"Reinert!"
He half turned.
"What are your commands, gnädigste Gräfin?"
But the passionate woman's pride and self command had come to an end alike, she had never possessed more than a small share of either. Accustomed to give way to every outbreak of feeling, she sank down on the sofa and burst into a violent fit of weeping.
Eugen heard this, and stopped; he looked back, saw the beautiful tear-wet countenance turned towards him, and the next minute he was by her side.
"You are crying, Gräfin? May I speak to you? Antonie, will you condemn me unheard?"
This time no hard refusal followed his confidential tone. She looked up at him, fighting between love and anger, but Eugen saw that he might now dare to justify himself, and did not hesitate to do so.
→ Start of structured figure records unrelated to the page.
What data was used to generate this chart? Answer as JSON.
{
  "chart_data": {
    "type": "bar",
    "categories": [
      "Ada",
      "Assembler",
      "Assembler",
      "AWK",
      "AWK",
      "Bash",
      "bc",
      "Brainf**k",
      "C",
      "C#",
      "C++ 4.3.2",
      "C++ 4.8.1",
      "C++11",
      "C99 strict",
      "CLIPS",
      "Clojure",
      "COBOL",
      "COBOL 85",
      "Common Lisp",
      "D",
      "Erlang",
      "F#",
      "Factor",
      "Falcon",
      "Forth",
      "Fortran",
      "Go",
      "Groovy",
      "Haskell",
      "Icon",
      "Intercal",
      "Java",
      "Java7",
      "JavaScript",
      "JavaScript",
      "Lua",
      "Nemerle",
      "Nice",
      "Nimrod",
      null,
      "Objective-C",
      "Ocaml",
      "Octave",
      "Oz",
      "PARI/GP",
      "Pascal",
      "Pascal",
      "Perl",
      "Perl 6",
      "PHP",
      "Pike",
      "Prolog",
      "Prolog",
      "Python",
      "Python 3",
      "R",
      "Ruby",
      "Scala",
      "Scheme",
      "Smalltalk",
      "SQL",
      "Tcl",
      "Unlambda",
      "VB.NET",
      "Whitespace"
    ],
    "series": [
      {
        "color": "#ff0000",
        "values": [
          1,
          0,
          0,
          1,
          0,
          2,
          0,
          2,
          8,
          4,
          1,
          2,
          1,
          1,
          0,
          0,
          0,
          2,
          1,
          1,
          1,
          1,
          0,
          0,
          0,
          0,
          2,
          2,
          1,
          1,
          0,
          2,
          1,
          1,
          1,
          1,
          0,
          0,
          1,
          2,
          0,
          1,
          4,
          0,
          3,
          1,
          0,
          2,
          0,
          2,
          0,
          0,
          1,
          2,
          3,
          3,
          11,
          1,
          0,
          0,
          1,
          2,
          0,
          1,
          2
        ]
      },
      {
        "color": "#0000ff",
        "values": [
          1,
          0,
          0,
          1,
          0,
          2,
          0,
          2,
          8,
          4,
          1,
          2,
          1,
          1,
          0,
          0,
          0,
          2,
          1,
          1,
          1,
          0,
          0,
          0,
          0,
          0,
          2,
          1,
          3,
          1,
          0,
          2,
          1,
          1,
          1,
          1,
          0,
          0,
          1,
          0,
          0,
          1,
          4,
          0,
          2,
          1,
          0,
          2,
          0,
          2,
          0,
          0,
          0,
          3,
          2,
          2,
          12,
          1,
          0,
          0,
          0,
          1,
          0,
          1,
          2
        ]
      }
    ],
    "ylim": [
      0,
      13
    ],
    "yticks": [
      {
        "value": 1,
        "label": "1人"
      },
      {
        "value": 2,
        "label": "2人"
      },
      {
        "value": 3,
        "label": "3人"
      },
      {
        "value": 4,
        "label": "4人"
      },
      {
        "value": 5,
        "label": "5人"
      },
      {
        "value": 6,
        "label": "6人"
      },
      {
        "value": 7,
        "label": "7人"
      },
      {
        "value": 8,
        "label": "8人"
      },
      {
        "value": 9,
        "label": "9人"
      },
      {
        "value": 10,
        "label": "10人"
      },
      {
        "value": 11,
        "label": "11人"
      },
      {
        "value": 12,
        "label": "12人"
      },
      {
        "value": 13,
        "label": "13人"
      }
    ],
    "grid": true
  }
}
"Yes, it is true I am bound, and this bond has become the curse of my life. When I returned to my native town some years ago, I saw once more a young girl, who had been a playfellow of mine. She was an orphan, scarcely beyond childhood, I thought I loved her, and her guardian urged me to declaration--so she became my fiancée. It was a step too hastily taken, but I wore the chain, and would have worn it patiently to the end. Then I came here and saw you, Antonie, and from that moment began the long fearful conflict between duty and passion. I must tear myself away from you, indeed, from every remembrance of you, if I would not succumb to this. Let my talent, let my whole future perish in that narrow confined sphere, let me know despair in an empty, joyless marriage--what is art to me, what, indeed, life itself, if I must renounce you!"
He had spoken with ever rising agitation, and Antonie had ceased weeping, anger had given place to compassion, and, as he concluded, every reproach had perished in the fear of losing the beloved one.
Countess Arnau was not the woman to recognise the claims of an outsider, where she alone would possess all.